If Guitar Hero is to be described as the McDonalds of the games industry (at least for the purpose of this review), then Guitar Hero On Tour for the Nintendo DS is its Happy Meal.
A bit-sized chunk of Guitar Hero for those on the go, and those, equally, with small hands and a love for the handheld deeper than anyone who has the game on home console. I say this because the fundamental issues that immediately arise out of playing this portable rhythm entrant are enough to not want to pick it up again. It is uncomfortable, difficult to play and equally difficult to master if you have normal sized hands and ultimately negates the purpose of the series in the first place. Don’t get me wrong, it’s a clever idea and stands as a great usage of the DS, it just comes across more as cheap option for the game that may be best left for use by young ‘uns console-less
, or crazy people looking to speed up their RSI claims at work.
So it’s plainly obvious one of the key factors here is the anti-ergonomic design of the peripheral needed to play the game. Basically it’s four of the buttons pulled from the guitar peripherals (Green, Red, Yellow and Blue) which are attached to the DS through the GBA cartridge slot aboard a small handheld device. There is a strap to keep the connected units in place and you turn the DS on its side in a similar fashion to the myriad of Brain Games on the system in order to play.
The peripheral comes with a plectrum shaped stylus (you can just use a normal stylus which I found far more comfortable) and when you’re playing, the touch pad becomes your virtual guitar tool-set that consist of strings (to strum), the whammy (used by holding the stylus to the screen on long notes and moving it back and forth) and your star-power activator (done so by either blowing on the face if you’re too sane to start yelling “Rock Out” into the DS’ microphone or simply by touching a button or tapping the touchpad at the appropriate time). Now all of this seems like it could work quite well, and to a certain degree it does. For the most part it’s all very functional, but problems arise during the difficulty of certain songs and through playing for elongated periods of time.
To be perfectly honest, I barely made it through my first song (“All The Small Things
” - Blink 182
) after I jumped into the game on Expert, and this was mostly because the dexterity required to play was working against the size of my hand. Moreover, the more difficult the song (and note barrage), the more likely you’re going to be shaking the DS around, making it really difficult to maintain focus on the tiny screen.

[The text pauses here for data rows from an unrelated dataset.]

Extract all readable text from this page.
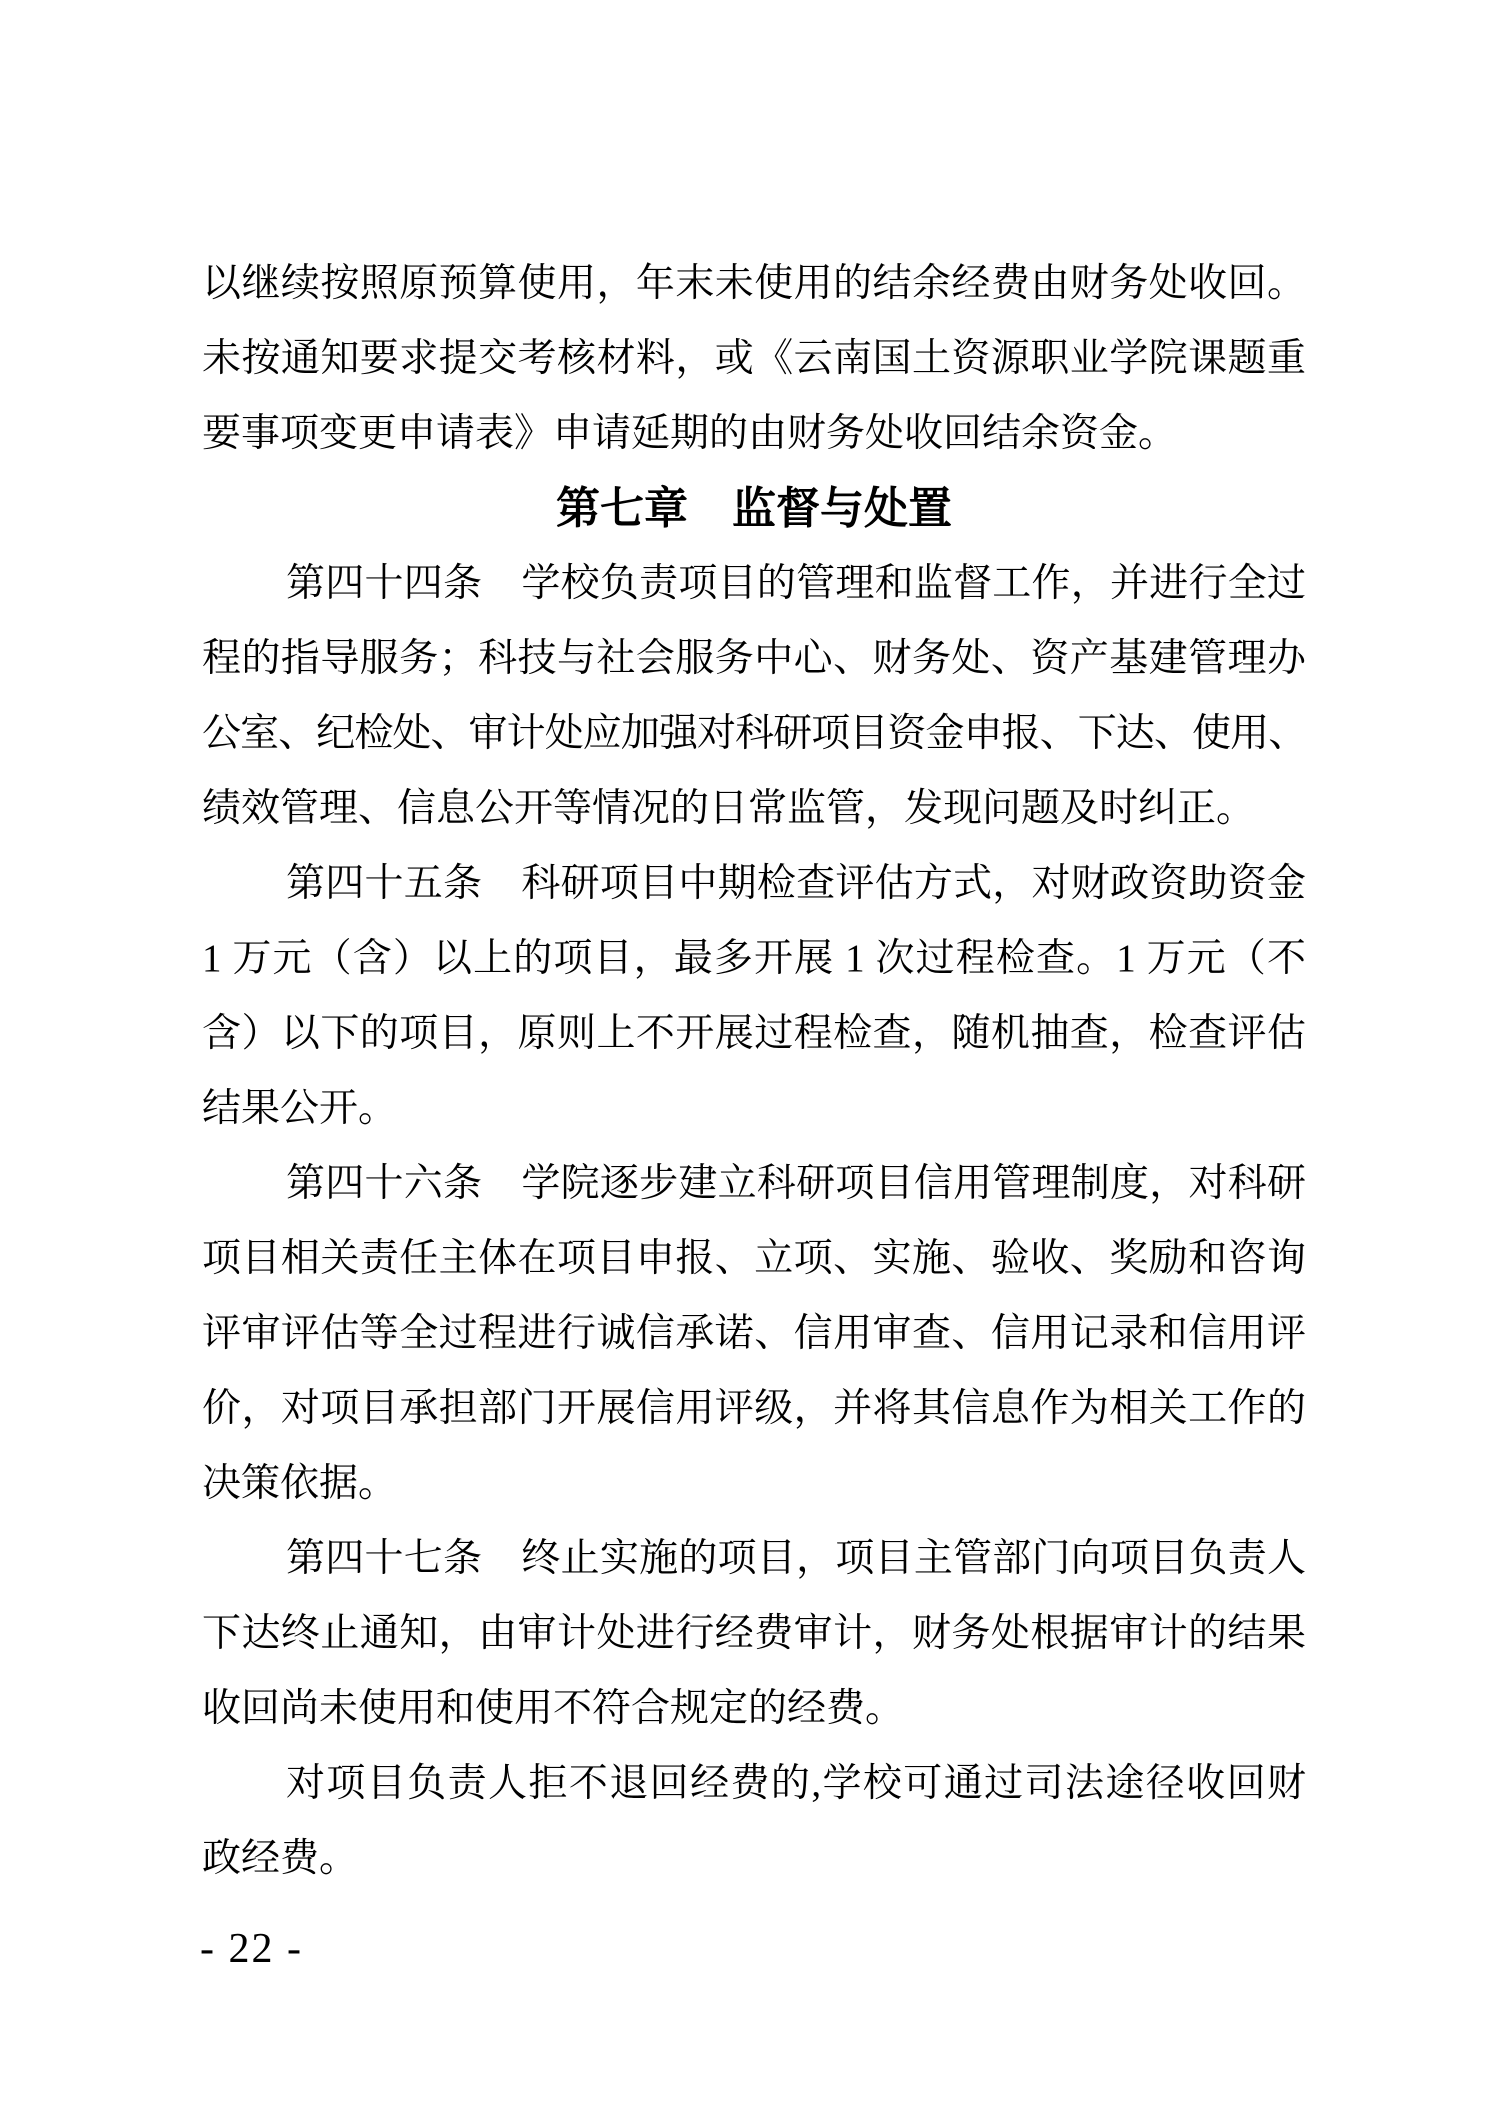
以继续按照原预算使用，年末未使用的结余经费由财务处收回。
未按通知要求提交考核材料，或《云南国土资源职业学院课题重
要事项变更申请表》申请延期的由财务处收回结余资金。
第七章　监督与处置
第四十四条　学校负责项目的管理和监督工作，并进行全过
程的指导服务；科技与社会服务中心、财务处、资产基建管理办
公室、纪检处、审计处应加强对科研项目资金申报、下达、使用、
绩效管理、信息公开等情况的日常监管，发现问题及时纠正。
第四十五条　科研项目中期检查评估方式，对财政资助资金
1 万元（含）以上的项目，最多开展 1 次过程检查。1 万元（不
含）以下的项目，原则上不开展过程检查，随机抽查，检查评估
结果公开。
第四十六条　学院逐步建立科研项目信用管理制度，对科研
项目相关责任主体在项目申报、立项、实施、验收、奖励和咨询
评审评估等全过程进行诚信承诺、信用审查、信用记录和信用评
价，对项目承担部门开展信用评级，并将其信息作为相关工作的
决策依据。
第四十七条　终止实施的项目，项目主管部门向项目负责人
下达终止通知，由审计处进行经费审计，财务处根据审计的结果
收回尚未使用和使用不符合规定的经费。
对项目负责人拒不退回经费的,学校可通过司法途径收回财
政经费。
- 22 -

After that little debacle, I dropped the difficulty to Medium and tried to maintain a steady hand on the unit and after a while actually found myself in far more control. However, despite this my hand really did start to hurt which is something I’m confident Activision, Red Octane and developer, Vicarious Visions, are more than aware of as the game comes with a heady warning right at the start to put the unit down and have a break if you should start to feel uncomfortable while playing.
A handful of tracks come to mind as songs simply too difficult because
of the set-up’s shortcomings. “Breed
” - Nirvana
and “Rock And Roll All Nite
” - Kiss
are stand-outs here (Kiss mainly for the solo and Nirvana for the speed) and end up being songs you don’t
want to play, which, as I mentioned in my intro totally negates
the intended Guitar Hero experience.
Beyond playing tracks, the usual Guitar Hero set-up can be found here. You earn money for playing shows in Career Mode that can then be spent on unlocking new guitars, new guitar skins and coats and new characters and outfits. Unfortunately you can’t buy any songs meaning for the most part, the stuff you can spend your cash on is purely aesthetic and given the size of the screen, you’re hardly going to be paying much attention to how your character looks or what kind of coat you’ve added to your guitar.
Multiplayer sees you and one other friend able to face off against each other in a series of modes such as Face-Off (battling across specific guitar tracks), Pro Face-Off (battling each other across the Single-player guitar tracks), Co-Op (one person plays lead and the other plays either rhythm or bass) and finally Guitar Duel (essentially a tug-of-war style game where you earn battle items to hinder the other player). It’s a fairly neat option, but you’ll likely need a friend with equally small hands or just crazy enough to endure the pain.
With all the rhythm game talk being overrun by Guitar Hero World Tour and Rock Band 2 (though only around 2% of the Aussie population even have an idea of what Rock Band is thanks to EA’s inability to recognize us as a viable market), Guitar Hero On Tour
could very well be looked over for those of us waiting for the real deal. This isn’t helped by the game’s uncomfortable nature and streamlined feature-set truly letting it live up to my earlier claim it’s essentially the Happy Meal of the Guitar Hero universe. Really, this is better left looked at for frequent travelers who don’t get enough GH at home, kids who love their DS or anyone with really, really tiny hands.